Tuesday's Tales - "Good Night, My Brave Michael" (Ireland)

“Good Night, My Brave Michael”

One evening, there was a big gathering of neighbours sitting around a fire, telling stories, and one of them says, “There’s the strongest bolt and lock in all Ireland on the door there, and it couldn’t be broken at all.”

With that the Good People who were listening outside began to laugh.  And didn’t they then whip the lock off the door and dance through the fields with them?

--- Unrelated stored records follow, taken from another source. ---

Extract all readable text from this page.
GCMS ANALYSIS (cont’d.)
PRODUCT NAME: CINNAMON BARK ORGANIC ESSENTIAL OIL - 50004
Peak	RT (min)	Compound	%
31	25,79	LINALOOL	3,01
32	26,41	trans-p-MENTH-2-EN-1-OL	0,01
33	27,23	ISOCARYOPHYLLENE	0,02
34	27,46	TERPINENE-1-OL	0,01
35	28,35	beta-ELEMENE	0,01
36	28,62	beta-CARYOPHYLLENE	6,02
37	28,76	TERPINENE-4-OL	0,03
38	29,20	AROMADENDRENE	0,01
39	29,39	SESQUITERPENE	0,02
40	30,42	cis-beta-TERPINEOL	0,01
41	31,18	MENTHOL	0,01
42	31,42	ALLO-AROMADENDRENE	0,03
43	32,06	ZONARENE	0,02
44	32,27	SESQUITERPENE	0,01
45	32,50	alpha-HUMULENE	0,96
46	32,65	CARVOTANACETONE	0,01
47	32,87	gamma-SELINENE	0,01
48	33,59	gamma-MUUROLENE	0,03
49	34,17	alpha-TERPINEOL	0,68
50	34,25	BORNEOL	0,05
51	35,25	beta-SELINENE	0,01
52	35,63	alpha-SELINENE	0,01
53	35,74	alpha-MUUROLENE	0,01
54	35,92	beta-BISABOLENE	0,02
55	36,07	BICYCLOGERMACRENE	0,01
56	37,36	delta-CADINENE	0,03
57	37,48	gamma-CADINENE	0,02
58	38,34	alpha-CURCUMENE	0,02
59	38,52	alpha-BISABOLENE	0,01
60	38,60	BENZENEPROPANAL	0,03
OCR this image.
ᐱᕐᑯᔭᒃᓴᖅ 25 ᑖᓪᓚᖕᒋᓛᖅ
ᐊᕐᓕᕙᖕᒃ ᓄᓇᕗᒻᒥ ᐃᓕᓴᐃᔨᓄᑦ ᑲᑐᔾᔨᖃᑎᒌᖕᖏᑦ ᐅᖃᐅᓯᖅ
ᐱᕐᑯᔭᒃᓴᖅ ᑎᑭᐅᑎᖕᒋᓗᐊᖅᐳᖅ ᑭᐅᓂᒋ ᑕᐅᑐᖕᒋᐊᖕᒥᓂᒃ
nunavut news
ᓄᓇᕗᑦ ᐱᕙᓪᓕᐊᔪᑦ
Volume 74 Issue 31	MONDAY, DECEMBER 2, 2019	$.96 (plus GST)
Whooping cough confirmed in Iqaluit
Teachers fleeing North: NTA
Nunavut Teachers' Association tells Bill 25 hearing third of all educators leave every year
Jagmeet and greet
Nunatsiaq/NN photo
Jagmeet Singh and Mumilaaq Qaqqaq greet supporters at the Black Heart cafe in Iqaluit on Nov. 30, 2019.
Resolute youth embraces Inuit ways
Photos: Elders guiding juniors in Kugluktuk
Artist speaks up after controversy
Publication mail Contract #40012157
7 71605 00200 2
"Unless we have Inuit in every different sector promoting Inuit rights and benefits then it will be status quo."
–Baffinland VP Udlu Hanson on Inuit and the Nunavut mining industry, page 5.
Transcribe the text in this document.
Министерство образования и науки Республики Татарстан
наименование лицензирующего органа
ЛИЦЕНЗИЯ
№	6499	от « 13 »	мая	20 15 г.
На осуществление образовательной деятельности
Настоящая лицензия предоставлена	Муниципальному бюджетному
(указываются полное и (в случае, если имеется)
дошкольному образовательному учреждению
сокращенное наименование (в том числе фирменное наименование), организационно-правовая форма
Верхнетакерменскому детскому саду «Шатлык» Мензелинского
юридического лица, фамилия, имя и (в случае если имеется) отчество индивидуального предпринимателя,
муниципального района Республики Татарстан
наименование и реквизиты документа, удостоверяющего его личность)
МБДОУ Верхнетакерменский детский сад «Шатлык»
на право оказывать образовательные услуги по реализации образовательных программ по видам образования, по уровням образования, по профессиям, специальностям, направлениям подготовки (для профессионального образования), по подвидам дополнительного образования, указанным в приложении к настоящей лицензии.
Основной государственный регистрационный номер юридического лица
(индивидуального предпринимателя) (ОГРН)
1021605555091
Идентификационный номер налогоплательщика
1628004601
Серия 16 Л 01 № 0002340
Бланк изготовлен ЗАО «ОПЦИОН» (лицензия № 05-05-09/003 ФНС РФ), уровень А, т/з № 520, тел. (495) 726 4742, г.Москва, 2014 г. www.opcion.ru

Says the man of the house, “I’m thinking there’s danger abroad; let the lot of you stop here till dawn.”

But there was a big, adventurous man among them and he decided he’d go home despite the fairies.  He started off alone, and had to pass through a wet sort of field with a great bog to one side.  It was an awful and dangerous place to any who did not know it, but he was not troubled by this for he knew his way.

He was travelling at good speed when all of a sudden he heard the tramping of a score of horses behind him.  Then they came up around himself, but he seen no person at all, nor a sign of a horse.

“It be the fairies,” says he.

With that, one of them took hold of him by the collar and turned him around on the path.  “Good night, my brave Michael,” says the horsemen.

Then another took him by the shoulder and faced him around again.  “Good night, my brave Michael,” says he.

The whole score of fairies kept turning him around and round until he seen the stars dropping down from the sky and his ears were deafened with a sound like the sea.  And every one that took him by the shoulder would say, ““Good night, my brave Michael, good night!”

The poor fellow did not know what he was to do.  He seen they were setting him astray, but he couldn’t continue to keep himself on the path, and was in terrible dread that they’d lead him into the bog where he’d sink from the sight of man.

A sudden thought struck him then, a saying he’d heard from his ma.  He whipped the coat off his back and put it on with the wrong side turned out.  And then he found he was standing alone in the field, on the edge of the bog, and no person near him at all.  So he went away home without any mishap, but all the while trembling with dread.

 

When I first read this story, I wondered about the effect of turning the coat inside-out, and why the fairies suddenly stopped tormenting him.  There doesn’t seem to be one, single explanation; some say it changes the person’s identity, others that it neutralises the fairies' magic … that it confuses them enough for you to make your getaway … To think, that something so simple can be so effective.